İYİ Parti Tekirdağ Milletvekili, çiğ süt fiyatına maliyeti dahi karşılayamayacak bir fiyat verilmesinin zincirleme etkilerine de dikkat çektiğini konuşmasında, "Ana olmadan dana olmaz! Süt üretimi düşerse, et üretimi de düşer… Keza, sütten kar edemeyen üretici ilk iş damızlık hayvanını kesiyor! Gitsin yerli damızlıklar… Gelsin Uruguay’dan Anguslar… Bir de, biliyorsunuz, bunu da ellerine yüzlerine bulaştırıp, İran’da, Irak’ta, Katar’da, ithal edip depolarda biriken karkas ete pazar arıyorlar; pusulaları “ihtiyaç” mevhumu olmadığından, ithal hayvanlar da ellerinde kalıyor, milyonlarca dolarımız çöpe gidiyor, milletin rızkına yazık oluyor. Sonuç: Tekirdağlı Hasan kazanacağına, Uruguaylı Marcel kazanıyor! Karslı Yusuf kazanacağına, hayvanını Ermenistan’dan Türkiye’ye kaçak sokan, usulsüz küpeyle ülkenin her yerine yollayan Hagos kazanıyor!”

VATANINI SEVEN ÇİFTÇİYE SAHİP ÇIKSIN

Hamşıoğlu, Ulusal Süt Konseyi’nin, “ulusal tarım politikaları çerçevesinde çalışmalar yapmak üzere” kurulduğunun altını çizdiği konuşmasına şöyle devam etti:

“Türkiye’nin ulusal tarım politikası, ülkeyi ithal et pazarına dönüştürmek midir? Hayvancılığı tasfiye etmek midir?
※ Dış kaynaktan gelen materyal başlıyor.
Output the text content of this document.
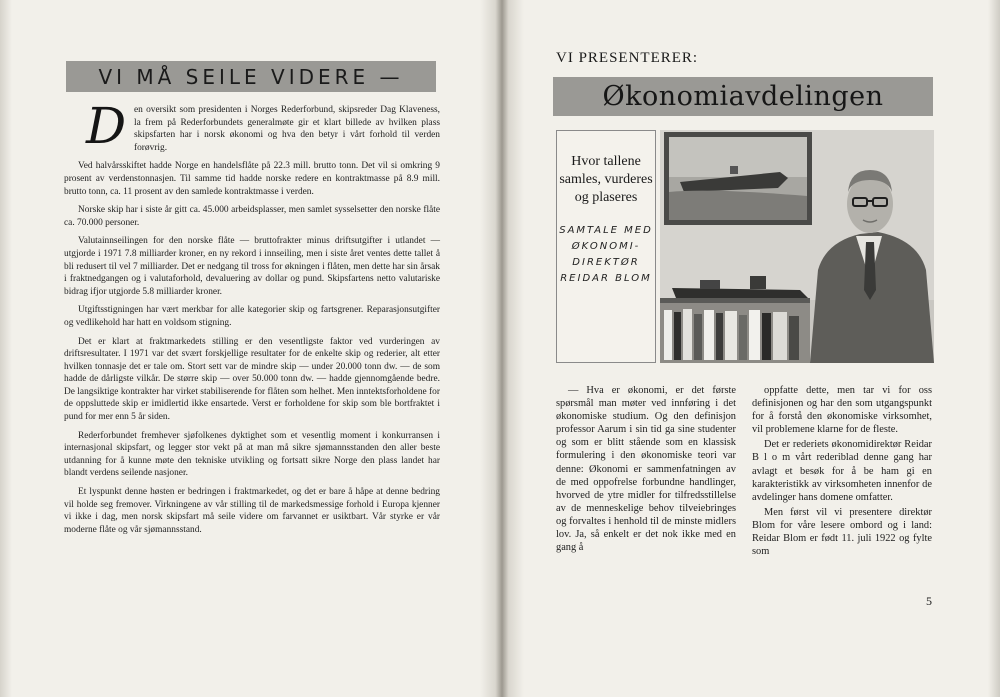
VI MÅ SEILE VIDERE —

Den oversikt som presidenten i Norges Rederforbund, skipsreder Dag Klaveness, la frem på Rederforbundets generalmøte gir et klart billede av hvilken plass skipsfarten har i norsk økonomi og hva den betyr i vårt forhold til verden forøvrig.

Ved halvårsskiftet hadde Norge en handelsflåte på 22.3 mill. brutto tonn. Det vil si omkring 9 prosent av verdenstonnasjen. Til samme tid hadde norske redere en kontraktmasse på 8.9 mill. brutto tonn, ca. 11 prosent av den samlede kontraktmasse i verden.

Norske skip har i siste år gitt ca. 45.000 arbeidsplasser, men samlet sysselsetter den norske flåte ca. 70.000 personer.

Valutainnseilingen for den norske flåte — bruttofrakter minus driftsutgifter i utlandet — utgjorde i 1971 7.8 milliarder kroner, en ny rekord i innseiling, men i siste året ventes dette tallet å bli redusert til vel 7 milliarder. Det er nedgang til tross for økningen i flåten, men dette har sin årsak i fraktnedgangen og i valutaforhold, devaluering av dollar og pund. Skipsfartens netto valutariske bidrag ifjor utgjorde 5.8 milliarder kroner.

Utgiftsstigningen har vært merkbar for alle kategorier skip og fartsgrener. Reparasjonsutgifter og vedlikehold har hatt en voldsom stigning.

Det er klart at fraktmarkedets stilling er den vesentligste faktor ved vurderingen av driftsresultater. I 1971 var det svært forskjellige resultater for de enkelte skip og rederier, alt etter hvilken tonnasje det er tale om. Stort sett var de mindre skip — under 20.000 tonn dw. — de som hadde de dårligste vilkår. De større skip — over 50.000 tonn dw. — hadde gjennomgående bedre. De langsiktige kontrakter har virket stabiliserende for flåten som helhet. Men inntektsforholdene for de oppsluttede skip er imidlertid ikke ensartede. Verst er forholdene for skip som ble bortfraktet i pund for mer enn 5 år siden.

Rederforbundet fremhever sjøfolkenes dyktighet som et vesentlig moment i konkurransen i internasjonal skipsfart, og legger stor vekt på at man må sikre sjømannsstanden den aller beste utdanning for å kunne møte den tekniske utvikling og fortsatt sikre Norge den plass landet har blandt verdens seilende nasjoner.

Et lyspunkt denne høsten er bedringen i fraktmarkedet, og det er bare å håpe at denne bedring vil holde seg fremover. Virkningene av vår stilling til de markedsmessige forhold i Europa kjenner vi ikke i dag, men norsk skipsfart må seile videre om farvannet er usiktbart. Vår styrke er vår moderne flåte og vår sjømannsstand.

VI PRESENTERER:
Økonomiavdelingen
Hvor tallene samles, vurderes og plaseres
SAMTALE MED ØKONOMI-DIREKTØR REIDAR BLOM

— Hva er økonomi, er det første spørsmål man møter ved innføring i det økonomiske studium. Og den definisjon professor Aarum i sin tid ga sine studenter og som er blitt stående som en klassisk formulering i den økonomiske teori var denne: Økonomi er sammenfatningen av de med oppofrelse forbundne handlinger, hvorved de ytre midler for tilfredsstillelse av de menneskelige behov tilveiebringes og forvaltes i henhold til de minste midlers lov. Ja, så enkelt er det nok ikke med en gang å

oppfatte dette, men tar vi for oss definisjonen og har den som utgangspunkt for å forstå den økonomiske virksomhet, vil problemene klarne for de fleste.

Det er rederiets økonomidirektør Reidar B l o m vårt rederiblad denne gang har avlagt et besøk for å be ham gi en karakteristikk av virksomheten innenfor de avdelinger hans domene omfatter.

Men først vil vi presentere direktør Blom for våre lesere ombord og i land: Reidar Blom er født 11. juli 1922 og fylte som

5
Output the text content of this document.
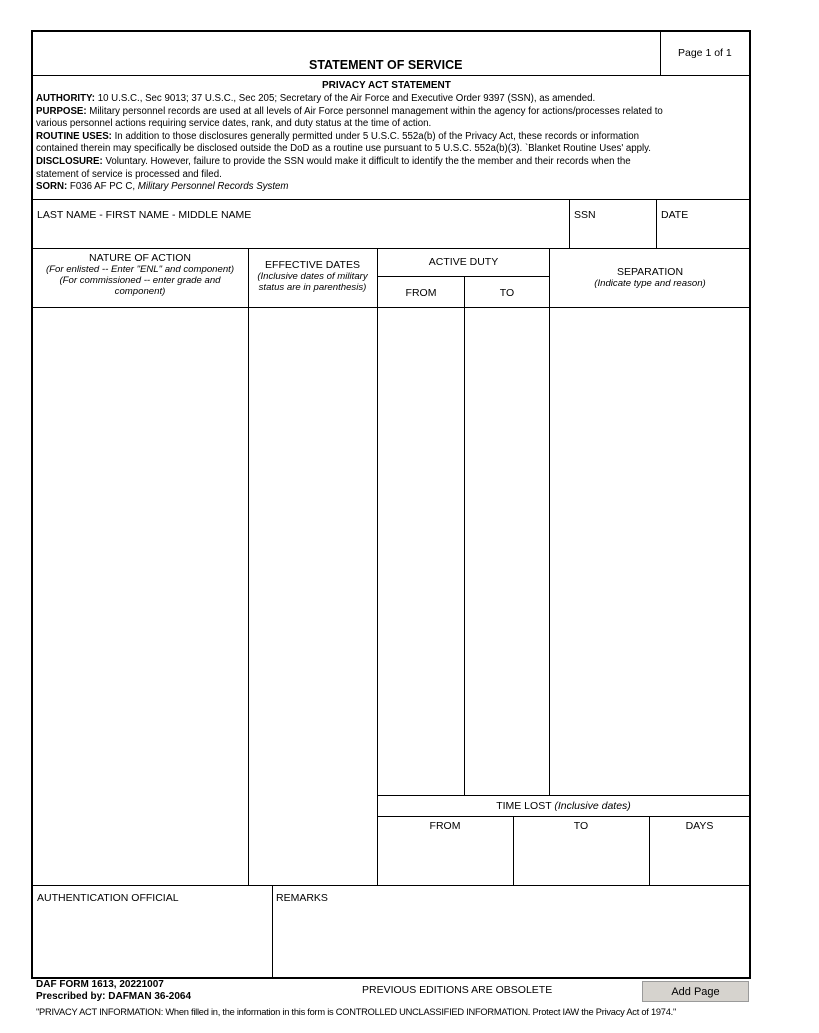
STATEMENT OF SERVICE
Page 1 of 1
PRIVACY ACT STATEMENT

AUTHORITY: 10 U.S.C., Sec 9013; 37 U.S.C., Sec 205; Secretary of the Air Force and Executive Order 9397 (SSN), as amended.

PURPOSE: Military personnel records are used at all levels of Air Force personnel management within the agency for actions/processes related to

various personnel actions requiring service dates, rank, and duty status at the time of action.

ROUTINE USES: In addition to those disclosures generally permitted under 5 U.S.C. 552a(b) of the Privacy Act, these records or information

contained therein may specifically be disclosed outside the DoD as a routine use pursuant to 5 U.S.C. 552a(b)(3). `Blanket Routine Uses' apply.

DISCLOSURE: Voluntary. However, failure to provide the SSN would make it difficult to identify the the member and their records when the

statement of service is processed and filed.

SORN: F036 AF PC C, Military Personnel Records System

LAST NAME - FIRST NAME - MIDDLE NAME	SSN	DATE
NATURE OF ACTION
(For enlisted -- Enter "ENL" and component)
(For commissioned -- enter grade and
component)
EFFECTIVE DATES
(Inclusive dates of military
status are in parenthesis)
ACTIVE DUTY
FROM	TO
SEPARATION
(Indicate type and reason)
TIME LOST (Inclusive dates)
FROM	TO	DAYS
AUTHENTICATION OFFICIAL	REMARKS
DAF FORM 1613, 20221007
Prescribed by: DAFMAN 36-2064
PREVIOUS EDITIONS ARE OBSOLETE	Add Page
"PRIVACY ACT INFORMATION: When filled in, the information in this form is CONTROLLED UNCLASSIFIED INFORMATION. Protect IAW the Privacy Act of 1974."
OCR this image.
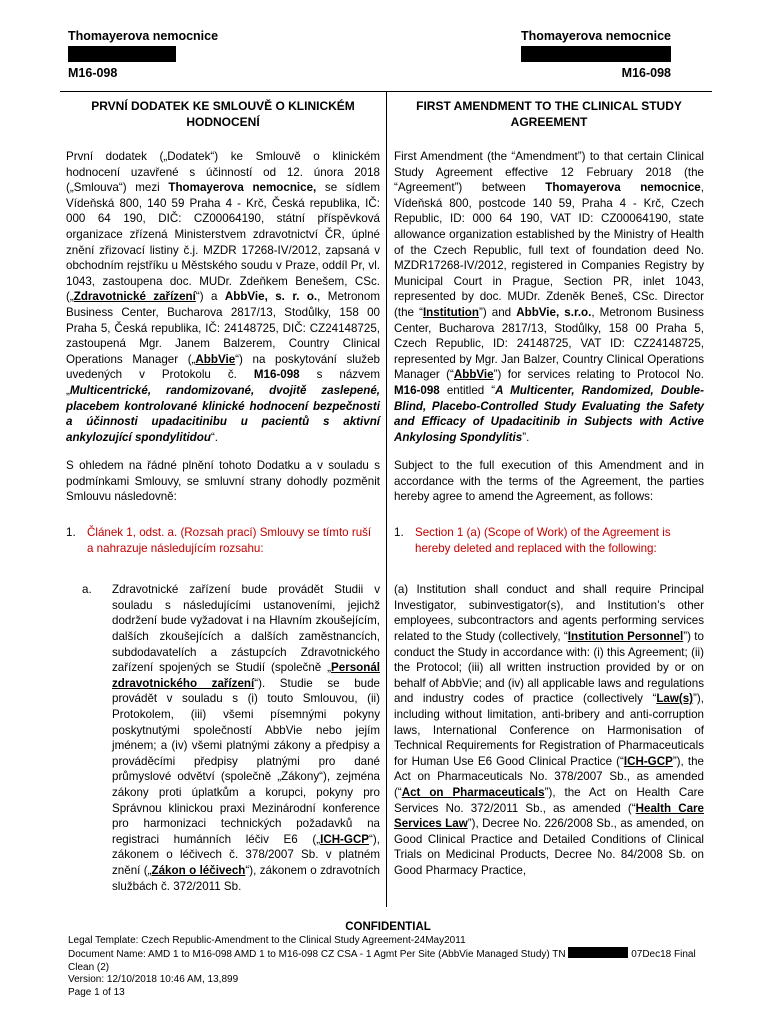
Thomayerova nemocnice
M16-098
Thomayerova nemocnice
M16-098
PRVNÍ DODATEK KE SMLOUVĚ O KLINICKÉM HODNOCENÍ

První dodatek („Dodatek“) ke Smlouvě o klinickém hodnocení uzavřené s účinností od 12. února 2018 („Smlouva“) mezi Thomayerova nemocnice, se sídlem Vídeňská 800, 140 59 Praha 4 - Krč, Česká republika, IČ: 000 64 190, DIČ: CZ00064190, státní příspěvková organizace zřízená Ministerstvem zdravotnictví ČR, úplné znění zřizovací listiny č.j. MZDR 17268-IV/2012, zapsaná v obchodním rejstříku u Městského soudu v Praze, oddíl Pr, vl. 1043, zastoupena doc. MUDr. Zdeňkem Benešem, CSc. („Zdravotnické zařízení“) a AbbVie, s. r. o., Metronom Business Center, Bucharova 2817/13, Stodůlky, 158 00 Praha 5, Česká republika, IČ: 24148725, DIČ: CZ24148725, zastoupená Mgr. Janem Balzerem, Country Clinical Operations Manager („AbbVie“) na poskytování služeb uvedených v Protokolu č. M16-098 s názvem „Multicentrické, randomizované, dvojitě zaslepené, placebem kontrolované klinické hodnocení bezpečnosti a účinnosti upadacitinibu u pacientů s aktivní ankylozující spondylitidou“.

S ohledem na řádné plnění tohoto Dodatku a v souladu s podmínkami Smlouvy, se smluvní strany dohodly pozměnit Smlouvu následovně:

1. Článek 1, odst. a. (Rozsah prací) Smlouvy se tímto ruší a nahrazuje následujícím rozsahu:
a.	Zdravotnické zařízení bude provádět Studii v souladu s následujícími ustanoveními, jejichž dodržení bude vyžadovat i na Hlavním zkoušejícím, dalších zkoušejících a dalších zaměstnancích, subdodavatelích a zástupcích Zdravotnického zařízení spojených se Studií (společně „Personál zdravotnického zařízení“). Studie se bude provádět v souladu s (i) touto Smlouvou, (ii) Protokolem, (iii) všemi písemnými pokyny poskytnutými společností AbbVie nebo jejím jménem; a (iv) všemi platnými zákony a předpisy a prováděcími předpisy platnými pro dané průmyslové odvětví (společně „Zákony“), zejména zákony proti úplatkům a korupci, pokyny pro Správnou klinickou praxi Mezinárodní konference pro harmonizaci technických požadavků na registraci humánních léčiv E6 („ICH-GCP“), zákonem o léčivech č. 378/2007 Sb. v platném znění („Zákon o léčivech“), zákonem o zdravotních službách č. 372/2011 Sb.
FIRST AMENDMENT TO THE CLINICAL STUDY AGREEMENT

First Amendment (the “Amendment”) to that certain Clinical Study Agreement effective 12 February 2018 (the “Agreement”) between Thomayerova nemocnice, Vídeňská 800, postcode 140 59, Praha 4 - Krč, Czech Republic, ID: 000 64 190, VAT ID: CZ00064190, state allowance organization established by the Ministry of Health of the Czech Republic, full text of foundation deed No. MZDR17268-IV/2012, registered in Companies Registry by Municipal Court in Prague, Section PR, inlet 1043, represented by doc. MUDr. Zdeněk Beneš, CSc. Director (the “Institution”) and AbbVie, s.r.o., Metronom Business Center, Bucharova 2817/13, Stodůlky, 158 00 Praha 5, Czech Republic, ID: 24148725, VAT ID: CZ24148725, represented by Mgr. Jan Balzer, Country Clinical Operations Manager (“AbbVie”) for services relating to Protocol No. M16-098 entitled “A Multicenter, Randomized, Double-Blind, Placebo-Controlled Study Evaluating the Safety and Efficacy of Upadacitinib in Subjects with Active Ankylosing Spondylitis”.

Subject to the full execution of this Amendment and in accordance with the terms of the Agreement, the parties hereby agree to amend the Agreement, as follows:

1. Section 1 (a) (Scope of Work) of the Agreement is hereby deleted and replaced with the following:
(a) Institution shall conduct and shall require Principal Investigator, subinvestigator(s), and Institution’s other employees, subcontractors and agents performing services related to the Study (collectively, “Institution Personnel”) to conduct the Study in accordance with: (i) this Agreement; (ii) the Protocol; (iii) all written instruction provided by or on behalf of AbbVie; and (iv) all applicable laws and regulations and industry codes of practice (collectively “Law(s)”), including without limitation, anti-bribery and anti-corruption laws, International Conference on Harmonisation of Technical Requirements for Registration of Pharmaceuticals for Human Use E6 Good Clinical Practice (“ICH-GCP”), the Act on Pharmaceuticals No. 378/2007 Sb., as amended (“Act on Pharmaceuticals”), the Act on Health Care Services No. 372/2011 Sb., as amended (“Health Care Services Law”), Decree No. 226/2008 Sb., as amended, on Good Clinical Practice and Detailed Conditions of Clinical Trials on Medicinal Products, Decree No. 84/2008 Sb. on Good Pharmacy Practice,
CONFIDENTIAL
Legal Template: Czech Republic-Amendment to the Clinical Study Agreement-24May2011
Document Name: AMD 1 to M16-098 AMD 1 to M16-098 CZ CSA - 1 Agmt Per Site (AbbVie Managed Study) TN	07Dec18 Final
Clean (2)
Version: 12/10/2018 10:46 AM, 13,899
Page 1 of 13
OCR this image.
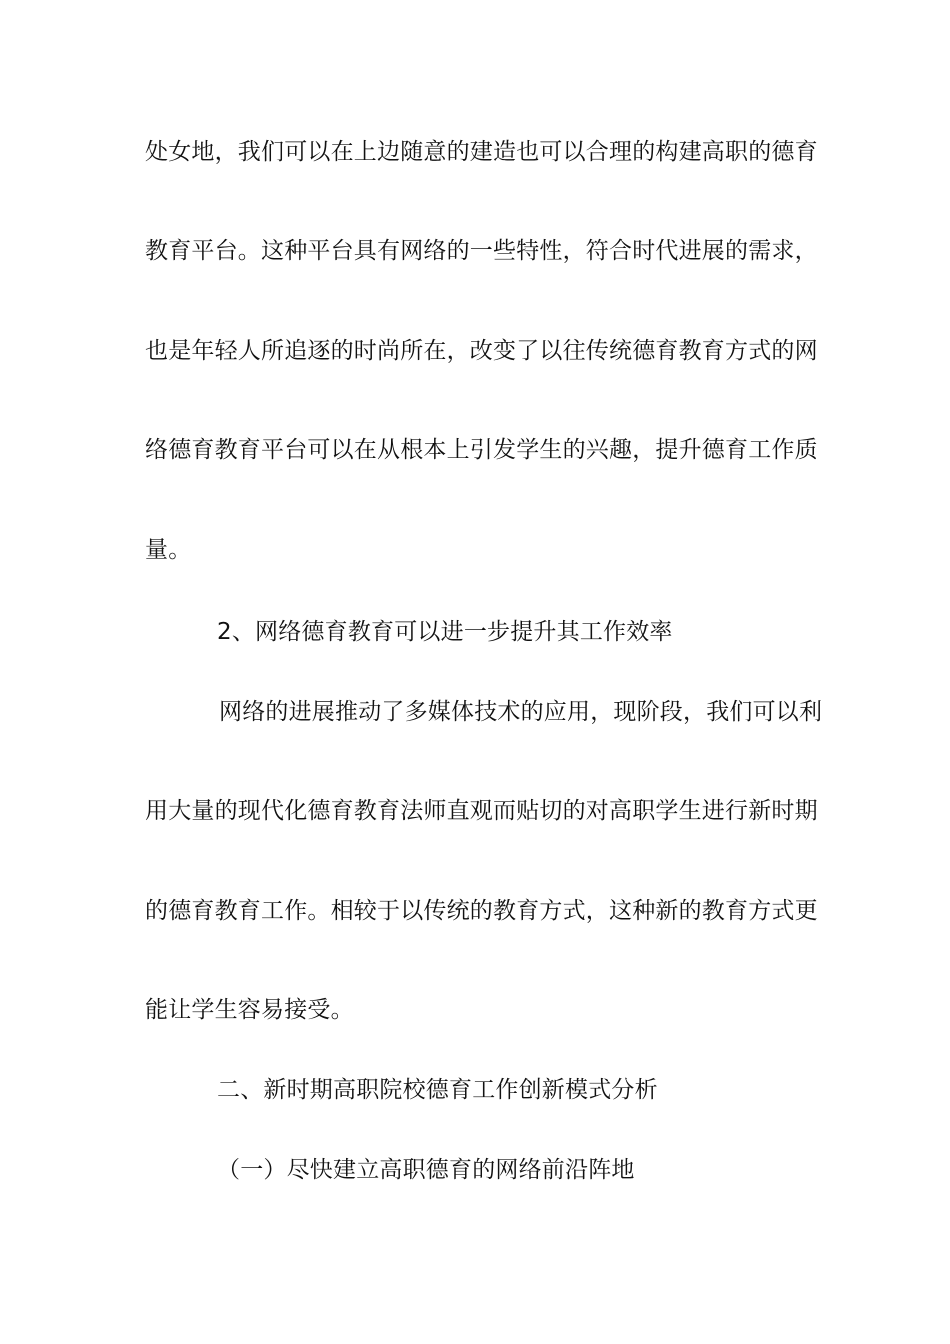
处女地，我们可以在上边随意的建造也可以合理的构建高职的德育
教育平台。这种平台具有网络的一些特性，符合时代进展的需求，
也是年轻人所追逐的时尚所在，改变了以往传统德育教育方式的网
络德育教育平台可以在从根本上引发学生的兴趣，提升德育工作质
量。
2、网络德育教育可以进一步提升其工作效率
网络的进展推动了多媒体技术的应用，现阶段，我们可以利
用大量的现代化德育教育法师直观而贴切的对高职学生进行新时期
的德育教育工作。相较于以传统的教育方式，这种新的教育方式更
能让学生容易接受。
二、新时期高职院校德育工作创新模式分析
（一）尽快建立高职德育的网络前沿阵地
Köyleri önce okulsuzlaştırmak, sonra insansızlaştırmak, boşaltmak, büyükşehir yasasıyla köy arazilerinin büyük şirketlere satışının önünü açmak, tarım ve hayvancılığı yapılamaz hale getirmek ve bizi boğazımızdan dışa bağımlı kılmak mıdır bizim ulusal tarım politikamız?

Ne diyordu Atatürk?

"Eğer milletimizin büyük çoğunluğu çiftçi olmasaydı, biz bu gün dünya üzerinde olmayacaktık.”

Eğer milletimiz “çiftçi” kimliğini yitirirse biz yarın dünya üzerinde olamayız!

Vatanını seven, tarıma, hayvancılığa, köye, köylüye sahip çıksın!